ニュース

ソフトバンク、クラウドサービス「Cloud PF Type A」で国産LLMを活用した生成AIサービスを提供

 ソフトバンク株式会社は、オラクル・コーポレーションおよびSB Intuitions株式会社との協業に基づき、「Oracle Alloy」を採用したクラウドサービス「Cloud PF Type A」で、SB Intuitionsの国産大規模言語モデル(LLM)「Sarashina」を活用した生成AIサービスの提供を6月より順次開始する。

 Cloud PF Type Aは、「Oracle Cloud Infrastructure」(OCI)の200種類以上のAIおよびクラウドサービスが利用可能な「Oracle Alloy」を活用したクラウド基盤を、ソフトバンクの日本国内のデータセンターに導入したもの。国内のデータセンターで、ソフトバンクが管理・運用することから、ソブリン性(データが国内に保存され、海外企業に依存しない状態で管理できて主権が保たれ、独立していること)を備えることが特徴となる。

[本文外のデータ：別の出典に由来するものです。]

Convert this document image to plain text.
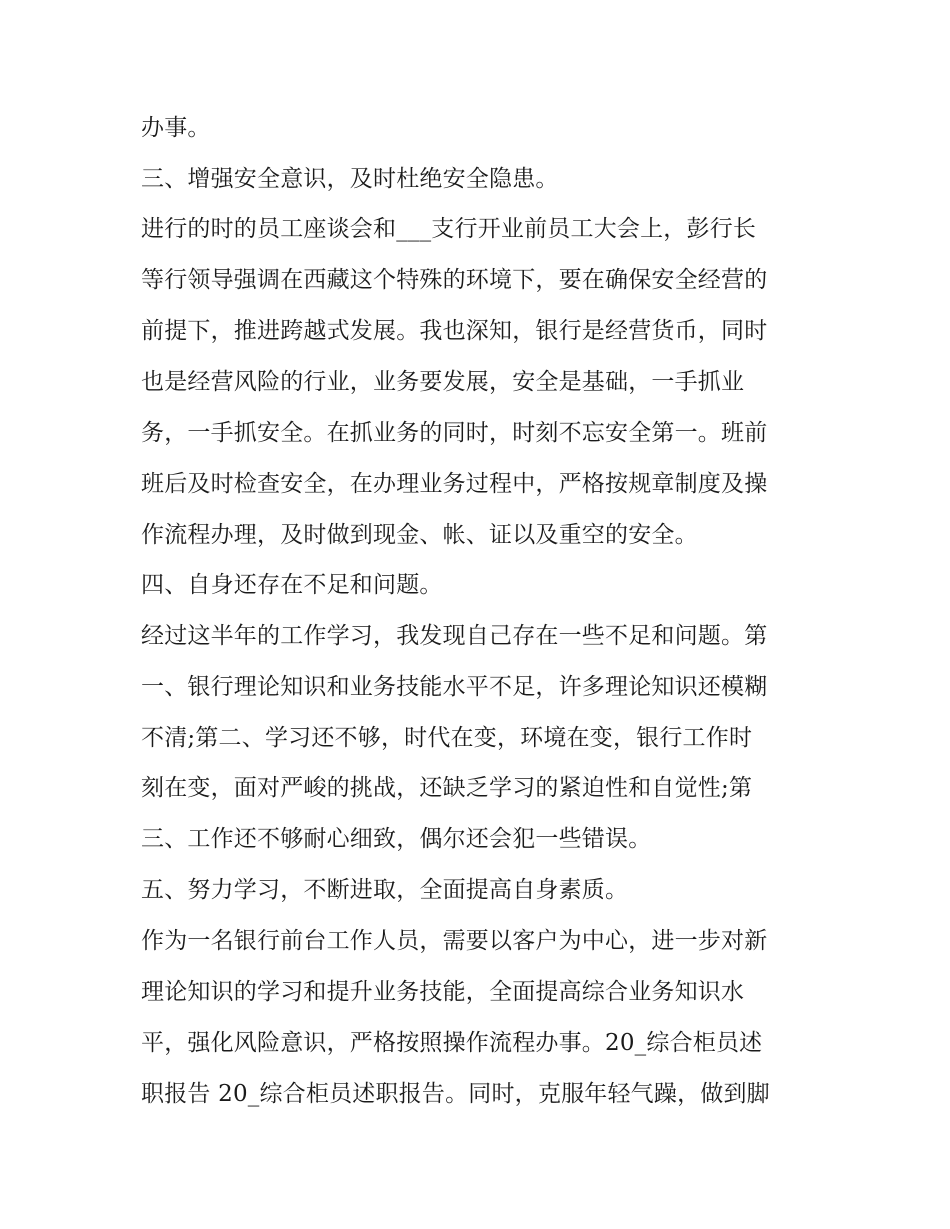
办事。
三、增强安全意识，及时杜绝安全隐患。
进行的时的员工座谈会和___支行开业前员工大会上，彭行长
等行领导强调在西藏这个特殊的环境下，要在确保安全经营的
前提下，推进跨越式发展。我也深知，银行是经营货币，同时
也是经营风险的行业，业务要发展，安全是基础，一手抓业
务，一手抓安全。在抓业务的同时，时刻不忘安全第一。班前
班后及时检查安全，在办理业务过程中，严格按规章制度及操
作流程办理，及时做到现金、帐、证以及重空的安全。
四、自身还存在不足和问题。
经过这半年的工作学习，我发现自己存在一些不足和问题。第
一、银行理论知识和业务技能水平不足，许多理论知识还模糊
不清;第二、学习还不够，时代在变，环境在变，银行工作时
刻在变，面对严峻的挑战，还缺乏学习的紧迫性和自觉性;第
三、工作还不够耐心细致，偶尔还会犯一些错误。
五、努力学习，不断进取，全面提高自身素质。
作为一名银行前台工作人员，需要以客户为中心，进一步对新
理论知识的学习和提升业务技能，全面提高综合业务知识水
平，强化风险意识，严格按照操作流程办事。20_综合柜员述
职报告 20_综合柜员述职报告。同时，克服年轻气躁，做到脚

 SB Intuitionsが開発を進める国産LLMのSarashinaをCloud PF Type Aで利用することで、利用者が保有する機密情報やデータなどを連携させた生成AIサービスを、データ主権を備えた環境下で利用できるようになる。文章の校正やレポートの自動生成、社内ナレッジと連携したプログラミング支援機能に加えて、人と自然な対話が可能なエージェントや、複数のAIが協調して課題解決を行うマルチエージェントシステムの構築などが提供される。

 ソフトバンクは、オラクルが提供する分散型クラウドに加えて、オラクルのエンタープライズ向けの生成AIサービス「OCI Enterprise AI」や、大規模なAIモデルの学習・推論・運用を支えるOCIのAIインフラストラクチャーを展開し、AIサービスの開発と拡張を支援するとしている。